Step 4: Through conviction, kept trust front and center. Paying attention to relationships and trust when $30 million is on the line can be challenging. When business pressures closed in, the CFO and his people had to tap their conviction to trust; their conviction to one another, their relationships, and to rebuilding a healthy, high trust culture that would produce results.
Did it pay off?
Within six months, there was a profound shift. At the sixth-month checkpoint, employees had reduced their trust-breaking behaviors by 80%, and increased their trust-building behaviors by 63%.
What did this transformation mean pragmatically? Instead of doing things like hoarding information and criticizing others unfairly, people shared information and gave feedback that was constructive and actionable.

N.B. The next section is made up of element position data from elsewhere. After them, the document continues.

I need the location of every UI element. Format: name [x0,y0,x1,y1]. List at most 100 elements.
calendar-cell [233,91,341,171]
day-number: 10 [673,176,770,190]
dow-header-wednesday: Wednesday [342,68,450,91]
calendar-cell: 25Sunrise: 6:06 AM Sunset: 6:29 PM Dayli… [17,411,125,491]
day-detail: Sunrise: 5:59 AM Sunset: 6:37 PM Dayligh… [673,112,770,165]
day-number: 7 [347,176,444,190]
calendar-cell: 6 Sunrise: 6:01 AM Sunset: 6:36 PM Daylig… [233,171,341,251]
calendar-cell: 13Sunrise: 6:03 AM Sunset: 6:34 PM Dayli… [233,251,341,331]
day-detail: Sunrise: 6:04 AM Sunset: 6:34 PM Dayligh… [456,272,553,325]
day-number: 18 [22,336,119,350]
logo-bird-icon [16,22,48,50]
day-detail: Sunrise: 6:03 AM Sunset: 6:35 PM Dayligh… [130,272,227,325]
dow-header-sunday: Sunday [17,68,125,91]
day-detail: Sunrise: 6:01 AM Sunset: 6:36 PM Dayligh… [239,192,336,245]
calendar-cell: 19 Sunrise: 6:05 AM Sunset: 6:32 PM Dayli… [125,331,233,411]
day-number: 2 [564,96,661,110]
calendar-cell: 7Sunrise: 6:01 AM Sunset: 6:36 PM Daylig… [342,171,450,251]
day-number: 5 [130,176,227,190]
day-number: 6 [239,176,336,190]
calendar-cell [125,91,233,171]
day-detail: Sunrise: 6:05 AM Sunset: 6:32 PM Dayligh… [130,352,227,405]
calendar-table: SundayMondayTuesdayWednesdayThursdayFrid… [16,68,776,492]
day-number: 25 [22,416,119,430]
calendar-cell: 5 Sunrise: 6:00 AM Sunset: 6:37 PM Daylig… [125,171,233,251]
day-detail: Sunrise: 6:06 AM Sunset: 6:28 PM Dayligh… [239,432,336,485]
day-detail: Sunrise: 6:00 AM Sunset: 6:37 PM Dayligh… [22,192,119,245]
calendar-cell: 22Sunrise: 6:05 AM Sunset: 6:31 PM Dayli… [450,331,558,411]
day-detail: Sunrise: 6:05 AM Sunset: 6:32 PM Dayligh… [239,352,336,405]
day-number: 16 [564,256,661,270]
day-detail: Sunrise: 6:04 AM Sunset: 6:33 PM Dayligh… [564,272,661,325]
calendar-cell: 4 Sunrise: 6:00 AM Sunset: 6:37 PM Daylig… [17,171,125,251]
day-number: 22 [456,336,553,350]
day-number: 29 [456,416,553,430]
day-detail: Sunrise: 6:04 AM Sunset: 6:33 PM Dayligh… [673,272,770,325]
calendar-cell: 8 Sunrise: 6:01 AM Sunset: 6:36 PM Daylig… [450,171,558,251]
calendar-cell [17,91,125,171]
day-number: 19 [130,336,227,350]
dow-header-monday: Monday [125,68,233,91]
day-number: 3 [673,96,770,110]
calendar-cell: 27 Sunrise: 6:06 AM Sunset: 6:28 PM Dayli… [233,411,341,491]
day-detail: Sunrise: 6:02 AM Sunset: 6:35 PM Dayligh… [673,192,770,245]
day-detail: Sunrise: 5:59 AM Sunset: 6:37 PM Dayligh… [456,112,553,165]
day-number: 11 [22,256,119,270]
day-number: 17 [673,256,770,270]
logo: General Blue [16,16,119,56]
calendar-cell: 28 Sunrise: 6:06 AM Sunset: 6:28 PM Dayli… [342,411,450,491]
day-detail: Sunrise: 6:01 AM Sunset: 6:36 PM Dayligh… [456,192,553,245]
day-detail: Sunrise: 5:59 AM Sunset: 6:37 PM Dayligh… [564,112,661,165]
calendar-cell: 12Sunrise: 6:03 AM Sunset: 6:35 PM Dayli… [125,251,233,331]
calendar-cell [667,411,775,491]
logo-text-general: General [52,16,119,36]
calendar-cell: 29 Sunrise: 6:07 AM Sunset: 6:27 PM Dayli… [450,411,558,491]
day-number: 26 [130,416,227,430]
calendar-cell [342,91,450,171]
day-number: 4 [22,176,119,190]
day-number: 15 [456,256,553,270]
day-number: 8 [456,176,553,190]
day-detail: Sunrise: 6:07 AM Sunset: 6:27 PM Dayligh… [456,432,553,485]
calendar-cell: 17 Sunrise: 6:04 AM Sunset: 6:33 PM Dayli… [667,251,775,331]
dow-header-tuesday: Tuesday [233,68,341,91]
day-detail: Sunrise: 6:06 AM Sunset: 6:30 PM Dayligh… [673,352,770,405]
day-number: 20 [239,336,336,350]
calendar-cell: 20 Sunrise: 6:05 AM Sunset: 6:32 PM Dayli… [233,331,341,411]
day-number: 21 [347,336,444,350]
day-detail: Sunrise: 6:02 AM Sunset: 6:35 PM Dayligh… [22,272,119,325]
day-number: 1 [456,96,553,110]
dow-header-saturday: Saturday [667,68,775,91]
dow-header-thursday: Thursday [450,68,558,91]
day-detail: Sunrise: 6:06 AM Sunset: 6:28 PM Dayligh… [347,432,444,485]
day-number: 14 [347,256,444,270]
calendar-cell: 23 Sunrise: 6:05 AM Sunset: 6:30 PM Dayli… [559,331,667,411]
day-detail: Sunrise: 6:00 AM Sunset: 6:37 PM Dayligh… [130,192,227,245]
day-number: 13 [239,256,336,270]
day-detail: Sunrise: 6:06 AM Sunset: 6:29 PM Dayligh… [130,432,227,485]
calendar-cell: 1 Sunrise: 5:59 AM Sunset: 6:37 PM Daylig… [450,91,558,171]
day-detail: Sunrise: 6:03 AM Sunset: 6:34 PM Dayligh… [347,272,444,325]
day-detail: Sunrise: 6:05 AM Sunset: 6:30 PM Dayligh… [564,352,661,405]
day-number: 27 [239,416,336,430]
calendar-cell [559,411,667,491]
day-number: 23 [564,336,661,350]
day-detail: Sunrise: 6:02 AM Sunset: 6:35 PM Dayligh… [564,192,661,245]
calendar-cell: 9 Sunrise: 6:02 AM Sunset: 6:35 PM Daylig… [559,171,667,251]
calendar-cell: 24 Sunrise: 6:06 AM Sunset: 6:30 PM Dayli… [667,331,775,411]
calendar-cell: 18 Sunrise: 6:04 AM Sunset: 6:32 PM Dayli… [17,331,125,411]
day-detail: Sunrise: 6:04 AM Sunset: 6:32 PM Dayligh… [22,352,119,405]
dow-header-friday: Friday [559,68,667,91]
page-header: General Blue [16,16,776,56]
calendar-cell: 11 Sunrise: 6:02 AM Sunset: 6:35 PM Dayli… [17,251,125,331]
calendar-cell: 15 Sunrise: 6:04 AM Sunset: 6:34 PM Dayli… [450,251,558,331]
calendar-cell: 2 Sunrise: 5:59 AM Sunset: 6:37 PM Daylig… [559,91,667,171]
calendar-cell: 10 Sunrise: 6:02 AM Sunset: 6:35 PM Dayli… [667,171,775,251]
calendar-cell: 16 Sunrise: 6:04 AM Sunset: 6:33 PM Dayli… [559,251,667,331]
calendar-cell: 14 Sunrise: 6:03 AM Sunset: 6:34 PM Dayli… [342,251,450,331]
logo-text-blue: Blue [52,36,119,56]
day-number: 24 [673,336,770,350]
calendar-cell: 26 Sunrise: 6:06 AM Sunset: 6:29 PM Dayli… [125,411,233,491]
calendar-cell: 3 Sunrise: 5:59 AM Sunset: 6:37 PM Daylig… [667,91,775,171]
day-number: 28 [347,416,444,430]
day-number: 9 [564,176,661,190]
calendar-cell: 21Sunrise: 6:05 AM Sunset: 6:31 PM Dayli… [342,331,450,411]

They knew what was expected of one another, and acted upon this knowledge with speed and in good faith. They cared.
Within one year, engagement scores rose by 25%.
Within 18 months, the $30M initiative – along with its tens of millions of dollars in potential long-term benefits — was back on schedule. Deliverables were produced. Deadlines were met.
More importantly, people discovered a renewed commitment to one another and team work. A genuine sense of collaboration emerged.
The firm went through its major restructuring, and people were able to embrace the necessary changes in a way that would have been difficult without having committed to the trust work. “If we had not had this [trust building process] in place,” said the CFO, “our restructuring would not have been as positive as it was. We learned a new way of being as a group.”
Michelle Reina, PhD, and Dennis Reina, PhD, are co-founders of Reina, A Trust Building® Consultancy.